OPEN dressed UP with a Lauf Grit

OPEN dressed UP with a Lauf Grit

This shouldn't come as a shock to you. CDC is bringing in Lauf forks and bikes, and we're pretty excited to get our hands on all the cool stuff. 

Lauf started out a few years back in a basement in Iceland. Yep, Iceland. A prosthetic designer and an industrial engineer thought up the rough design of a new suspension fork for mountain bikes and fat bikes that was inspired by their respective fields. No shocks, no fluids, no seals or stanchions. The design was light, low-maintenance, and a huge leap forward. 

Most Michiganders first spotted Lauf forks on fat bikes. The Carbonara found a niche providing some dampening in the cold months, where the trails were icy and rough, but the frigid temperatures slowed forks or were too tough on their seals. When the weather warmed, the forks had earned their spot on the bike and rider stuck with them all summer. 

That same technology and performance were already in action on the Trail Racer, Lauf's XC or MTB fork, with the same 60mm travel as the Carbonara. It wasn't too long before the guys at Lauf saw the need for a slightly retooled option for gravel racers. Gravel roads have a different sort of rough than trails due to the type of terrain (potholes and washboard vs. tree roots, rocks, and drops) and the frequency of the impacts. The Grit offers 30mm of high frequency dampening for gravel grinders and all-day road adventures, the exact type of stuff we love doing here in Grand Rapids. 
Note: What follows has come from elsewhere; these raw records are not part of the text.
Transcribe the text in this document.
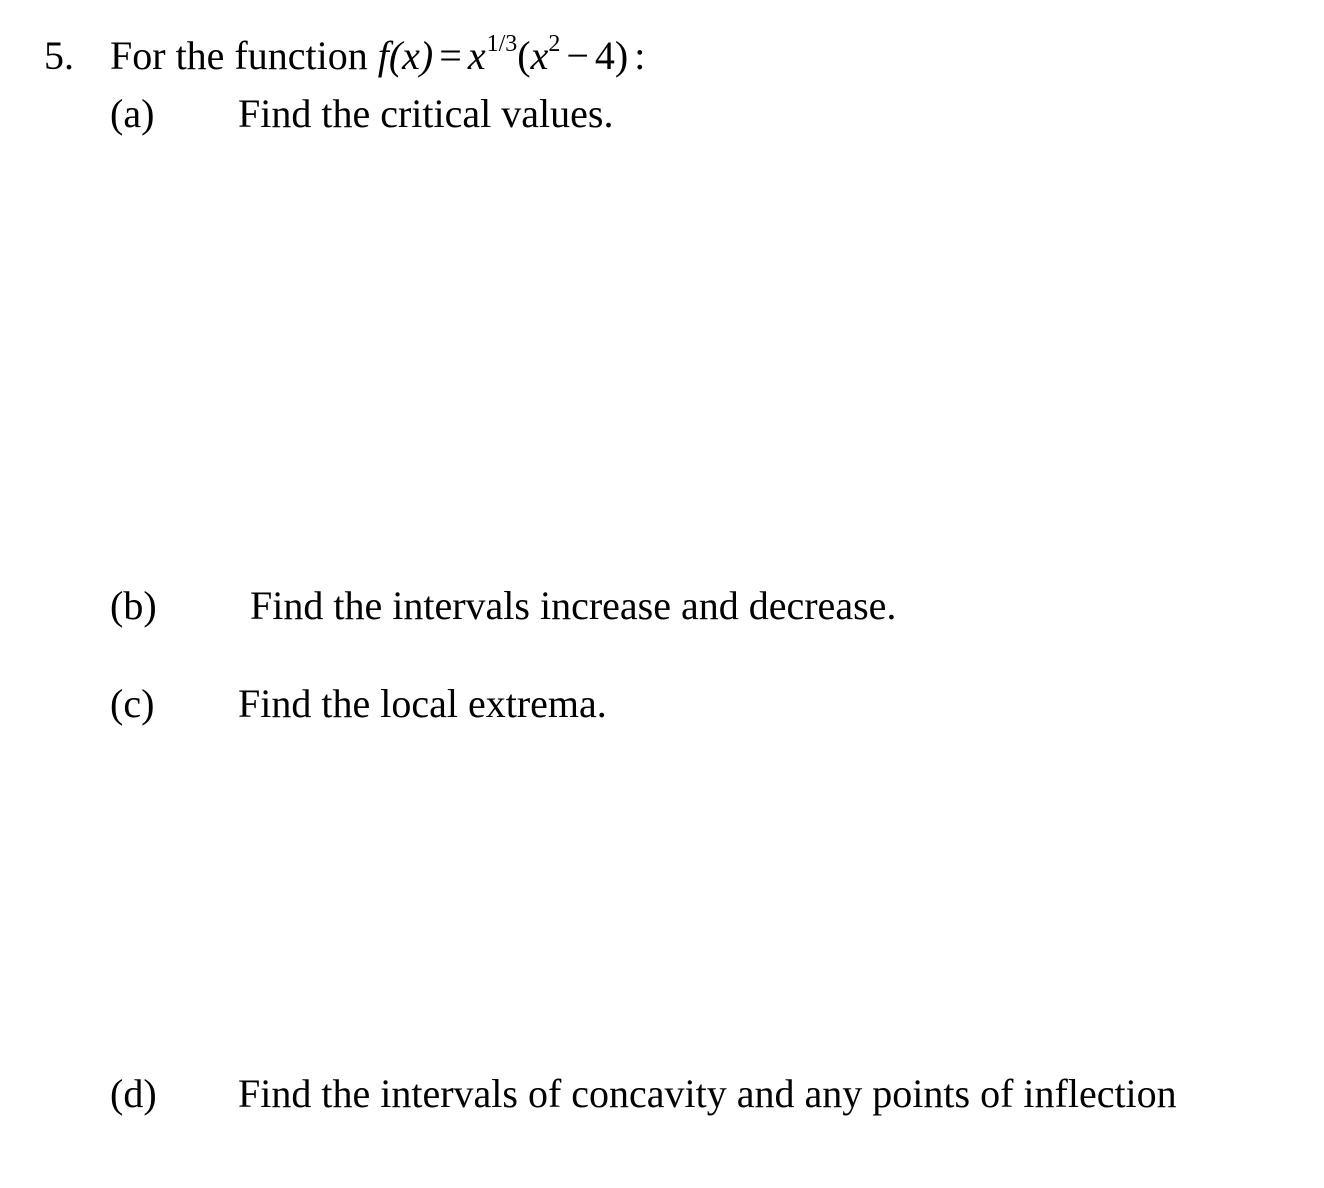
5. For the function $f(x) = x^{1/3}(x^2 - 4)$ :
(a) Find the critical values.
(b) Find the intervals increase and decrease.
(c) Find the local extrema.
(d) Find the intervals of concavity and any points of inflection
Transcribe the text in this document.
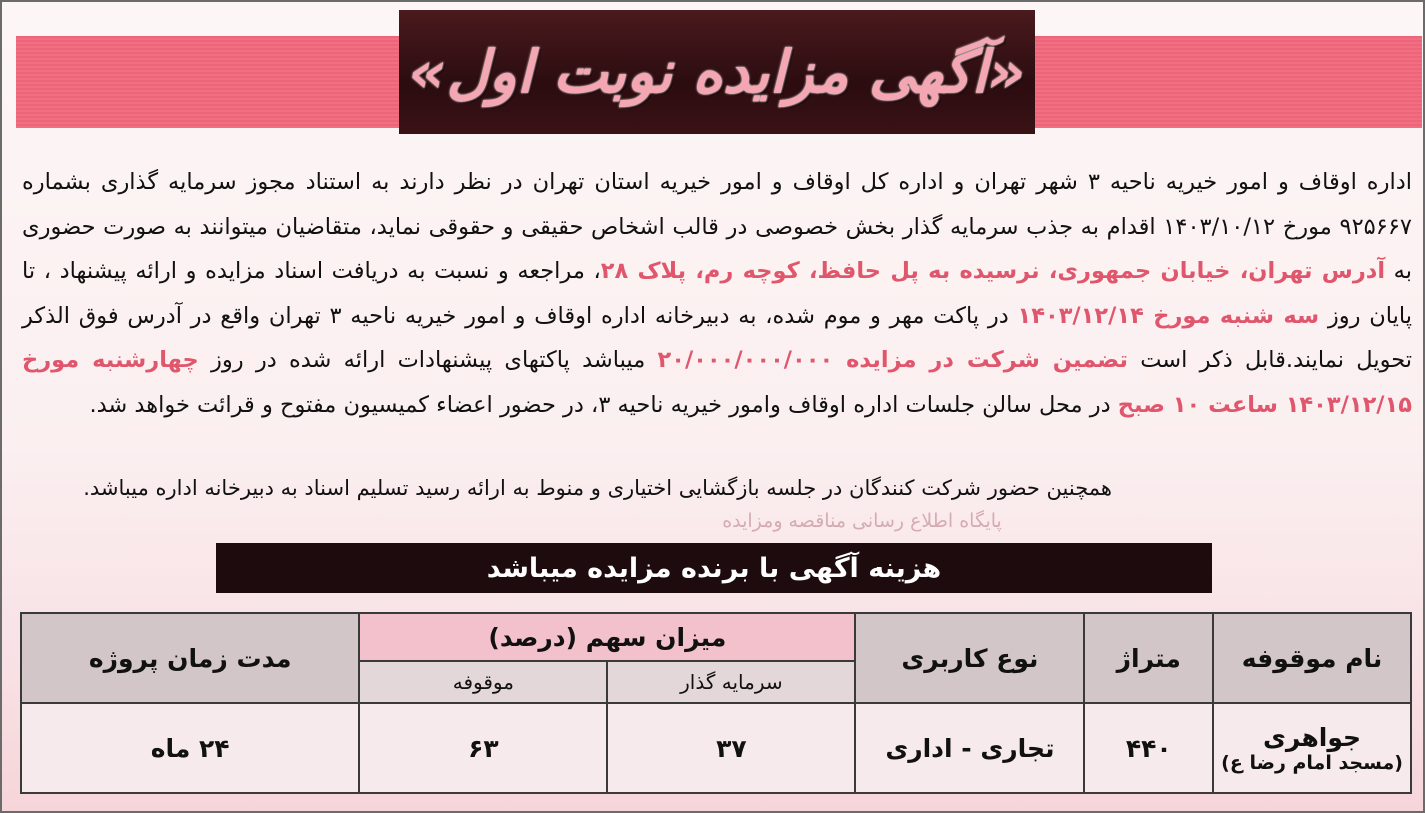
«آگهی مزایده نوبت اول»
اداره اوقاف و امور خیریه ناحیه ۳ شهر تهران و اداره کل اوقاف و امور خیریه استان تهران در نظر دارند به استناد مجوز سرمایه گذاری بشماره ۹۲۵۶۶۷ مورخ ۱۴۰۳/۱۰/۱۲ اقدام به جذب سرمایه گذار بخش خصوصی در قالب اشخاص حقیقی و حقوقی نماید، متقاضیان میتوانند به صورت حضوری به آدرس تهران، خیابان جمهوری، نرسیده به پل حافظ، کوچه رم، پلاک ۲۸، مراجعه و نسبت به دریافت اسناد مزایده و ارائه پیشنهاد ، تا پایان روز سه شنبه مورخ ۱۴۰۳/۱۲/۱۴ در پاکت مهر و موم شده، به دبیرخانه اداره اوقاف و امور خیریه ناحیه ۳ تهران واقع در آدرس فوق الذکر تحویل نمایند.قابل ذکر است تضمین شرکت در مزایده ۲۰/۰۰۰/۰۰۰/۰۰۰ میباشد پاکتهای پیشنهادات ارائه شده در روز چهارشنبه مورخ ۱۴۰۳/۱۲/۱۵ ساعت ۱۰ صبح در محل سالن جلسات اداره اوقاف وامور خیریه ناحیه ۳، در حضور اعضاء کمیسیون مفتوح و قرائت خواهد شد.
همچنین حضور شرکت کنندگان در جلسه بازگشایی اختیاری و منوط به ارائه رسید تسلیم اسناد به دبیرخانه اداره میباشد.
پایگاه اطلاع رسانی مناقصه ومزایده
هزینه آگهی با برنده مزایده میباشد
نام موقوفه	متراژ	نوع کاربری	میزان سهم (درصد)		مدت زمان پروژه
			سرمایه گذار	موقوفه	
جواهری
(مسجد امام رضا ع)	۴۴۰	تجاری - اداری	۳۷	۶۳	۲۴ ماه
In the process of learning and designing the Grit, Lauf engineers looked at the data they had and decided to take it one step further. Instead of designing the fork and leaving it that, it was really only another step to take that information and create a full bike. The True Grit was born. 

The True Grit grew out of the Grit fork and is made more for going anywhere than winning a crit. In fact, there's no cable routing for a front derailleur, making it a 1x11 set-up with the ability to run SRAM eTap, which is totally wireless. It clears big wide 42mm tires and offers a geometry that balances a low, aerodynamic frontal profile with all-day comfort in vertical compliance. 

You'll be seeing more and more Lauf popping up at the shop, including a demo Lauf True Grit for you to take out and put through the paces.